Here, the authors distinguish between culture and the right to culture, the former is defined as an all encompassing way of life which includes every aspect of daily routine – from customs and dress code to cooking, festivals and ceremonies. This culture in turn influences an individual’s thought. Culture also seeps into the personal sphere – in the institution of marriage and other important relationships. Here we can identify the hijab as being a norm for Muslim women in the cultural context, and those women who claim to wilfully cover their hair are influenced by culture.
While the authors clarify that every individual has the right to culture, they also specify that culture is an attribute of a group. To what extent can these groups exercise their right to culture within a liberal society? What if these groups have illiberal customs and practices? The authors describe three distinct questions when it comes to the right to culture.
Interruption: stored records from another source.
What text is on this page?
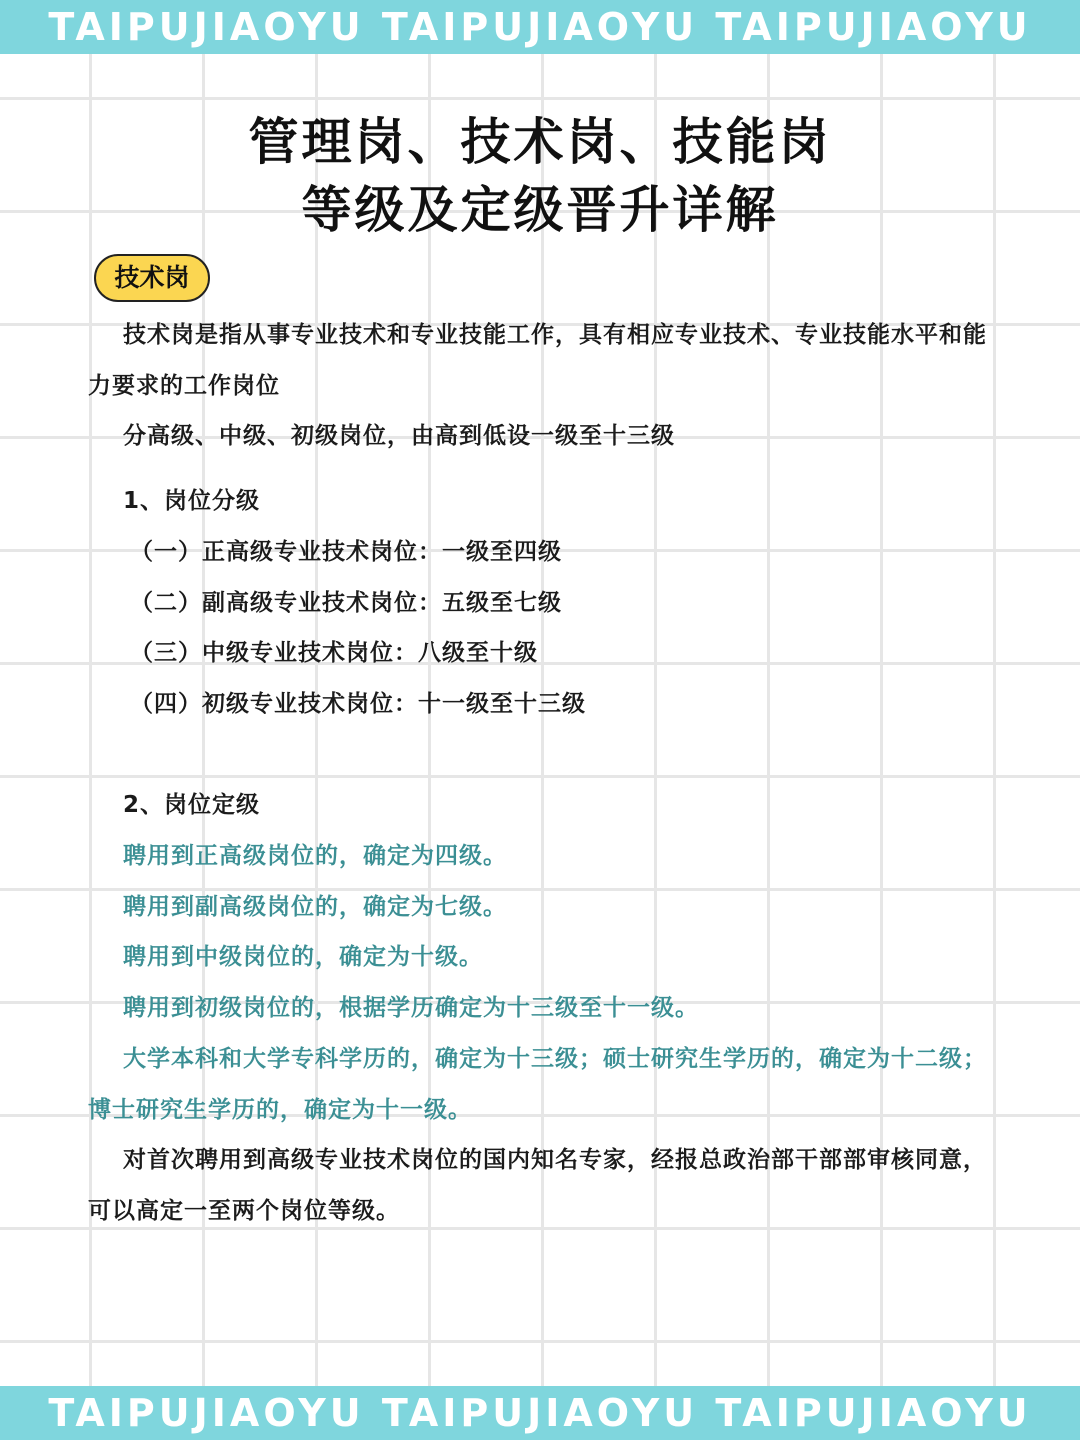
TAIPUJIAOYU TAIPUJIAOYU TAIPUJIAOYU
管理岗、技术岗、技能岗
等级及定级晋升详解
技术岗

技术岗是指从事专业技术和专业技能工作，具有相应专业技术、专业技能水平和能力要求的工作岗位

分高级、中级、初级岗位，由高到低设一级至十三级

1、岗位分级

（一）正高级专业技术岗位：一级至四级

（二）副高级专业技术岗位：五级至七级

（三）中级专业技术岗位：八级至十级

（四）初级专业技术岗位：十一级至十三级

2、岗位定级

聘用到正高级岗位的，确定为四级。

聘用到副高级岗位的，确定为七级。

聘用到中级岗位的，确定为十级。

聘用到初级岗位的，根据学历确定为十三级至十一级。

大学本科和大学专科学历的，确定为十三级；硕士研究生学历的，确定为十二级；博士研究生学历的，确定为十一级。

对首次聘用到高级专业技术岗位的国内知名专家，经报总政治部干部部审核同意，可以高定一至两个岗位等级。

TAIPUJIAOYU TAIPUJIAOYU TAIPUJIAOYU
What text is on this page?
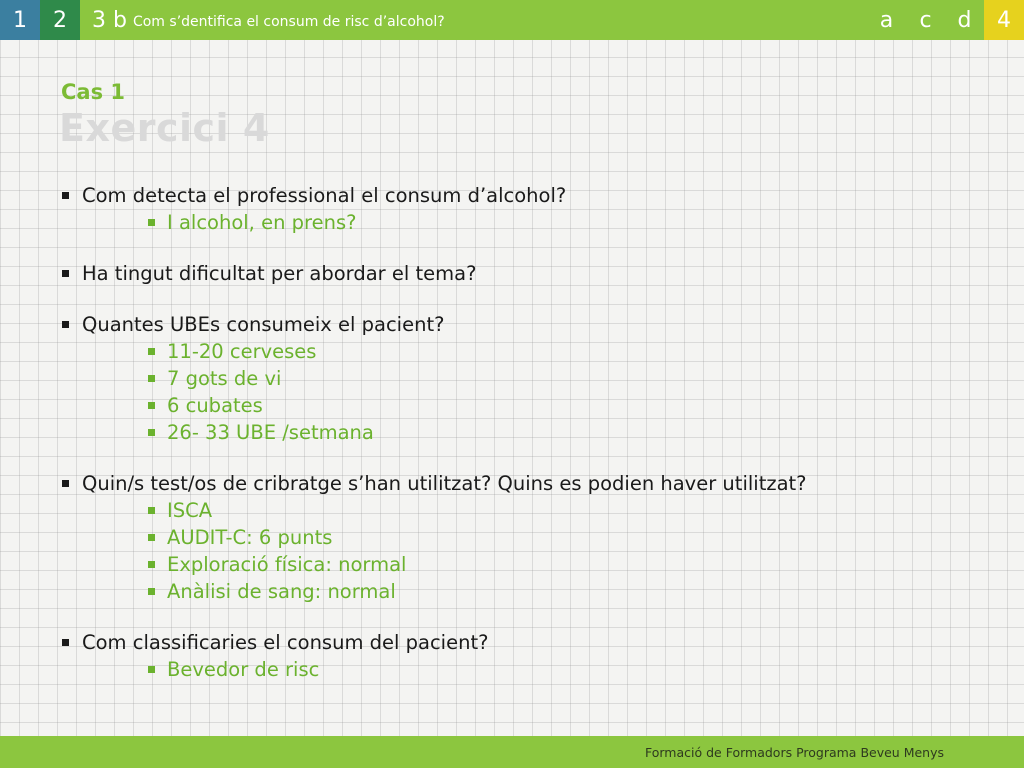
1	2	3 b Com s’dentifica el consum de risc d’alcohol?	a	c	d	4
Cas 1
Exercici 4
Com detecta el professional el consum d’alcohol?
I alcohol, en prens?
Ha tingut dificultat per abordar el tema?
Quantes UBEs consumeix el pacient?
11-20 cerveses
7 gots de vi
6 cubates
26- 33 UBE /setmana
Quin/s test/os de cribratge s’han utilitzat? Quins es podien haver utilitzat?
ISCA
AUDIT-C: 6 punts
Exploració física: normal
Anàlisi de sang: normal
Com classificaries el consum del pacient?
Bevedor de risc
Formació de Formadors Programa Beveu Menys
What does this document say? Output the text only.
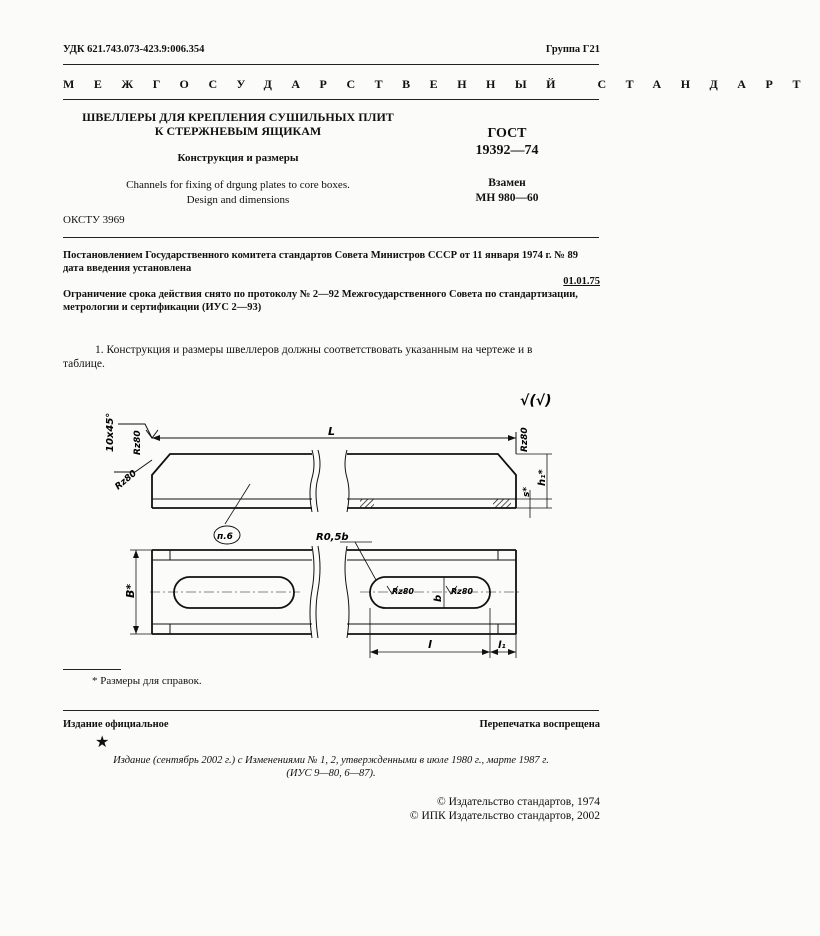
УДК 621.743.073-423.9:006.354	Группа Г21
МЕЖГОСУДАРСТВЕННЫЙ СТАНДАРТ
ШВЕЛЛЕРЫ ДЛЯ КРЕПЛЕНИЯ СУШИЛЬНЫХ ПЛИТ
К СТЕРЖНЕВЫМ ЯЩИКАМ
Конструкция и размеры
Channels for fixing of drgung plates to core boxes.
Design and dimensions
ГОСТ
19392—74
Взамен
МН 980—60
ОКСТУ 3969
Постановлением Государственного комитета стандартов Совета Министров СССР от 11 января 1974 г. № 89
дата введения установлена
01.01.75
Ограничение срока действия снято по протоколу № 2—92 Межгосударственного Совета по стандартизации,
метрологии и сертификации (ИУС 2—93)
1. Конструкция и размеры швеллеров должны соответствовать указанным на чертеже и в
таблице.
√(√)
10х45° Rz80
Rz80
Rz80
L
s*
h₁*
п.6
B*
R0,5b
Rz80	Rz80
b
l	l₁
* Размеры для справок.
Издание официальное	Перепечатка воспрещена
★
Издание (сентябрь 2002 г.) с Изменениями № 1, 2, утвержденными в июле 1980 г., марте 1987 г.
(ИУС 9—80, 6—87).
© Издательство стандартов, 1974
© ИПК Издательство стандартов, 2002
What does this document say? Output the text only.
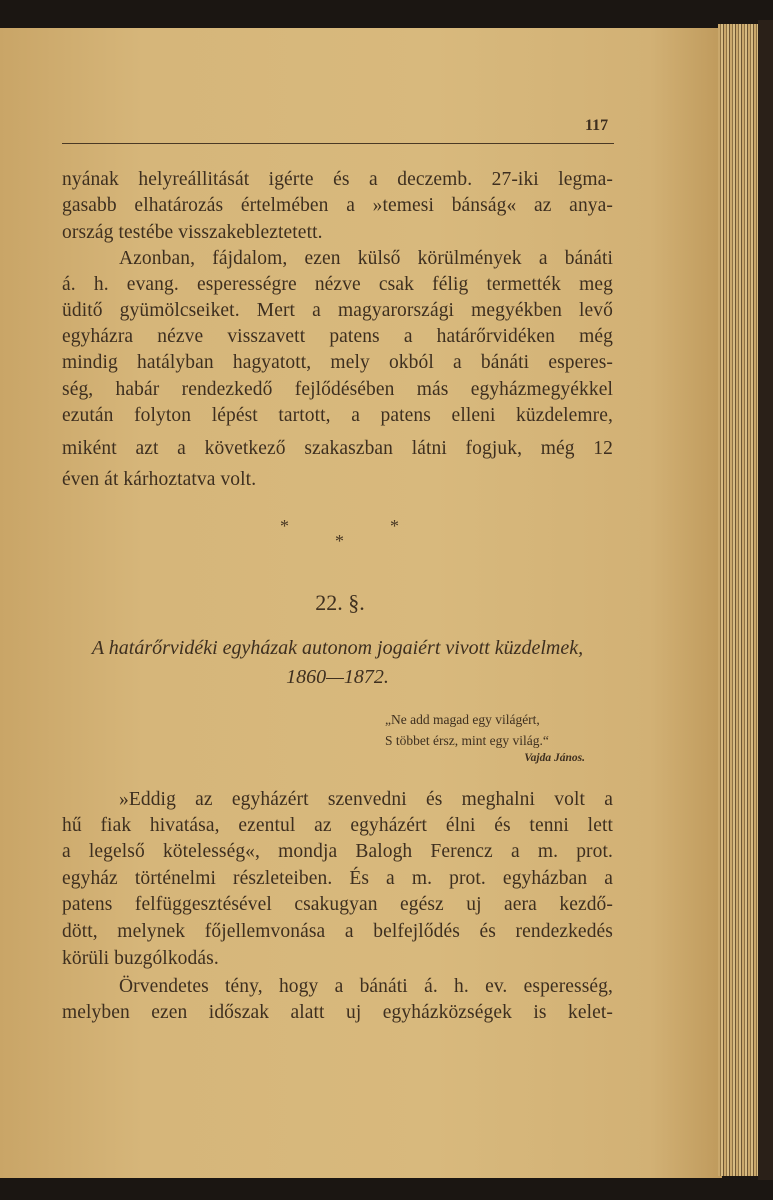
117
nyának helyreállitását igérte és a deczemb. 27-iki legma-
gasabb elhatározás értelmében a »temesi bánság« az anya-
ország testébe visszakebleztetett.
Azonban, fájdalom, ezen külső körülmények a bánáti
á. h. evang. esperességre nézve csak félig termették meg
üditő gyümölcseiket. Mert a magyarországi megyékben levő
egyházra nézve visszavett patens a határőrvidéken még
mindig hatályban hagyatott, mely okból a bánáti esperes-
ség, habár rendezkedő fejlődésében más egyházmegyékkel
ezután folyton lépést tartott, a patens elleni küzdelemre,
miként azt a következő szakaszban látni fogjuk, még 12
éven át kárhoztatva volt.
*	*
*
22. §.
A határőrvidéki egyházak autonom jogaiért vivott küzdelmek,
1860—1872.
„Ne add magad egy világért,
S többet érsz, mint egy világ.“
Vajda János.
»Eddig az egyházért szenvedni és meghalni volt a
hű fiak hivatása, ezentul az egyházért élni és tenni lett
a legelső kötelesség«, mondja Balogh Ferencz a m. prot.
egyház történelmi részleteiben. És a m. prot. egyházban a
patens felfüggesztésével csakugyan egész uj aera kezdő-
dött, melynek főjellemvonása a belfejlődés és rendezkedés
körüli buzgólkodás.
Örvendetes tény, hogy a bánáti á. h. ev. esperesség,
melyben ezen időszak alatt uj egyházközségek is kelet-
1) What is the content of the right?
2) Who has the capacity for this right?
3) What is the justification for this right?
In this context, does the hijab symbolize a right to culture? Okin would argue that the hijab symbolises oppression of Muslim women. However, the right to culture would not take into account the nature of the practice. In a nutshell, despite the claims of many theologians and liberals that the practice of covering ones head is an illiberal one, the state must protect the rights of Muslim women to wear it.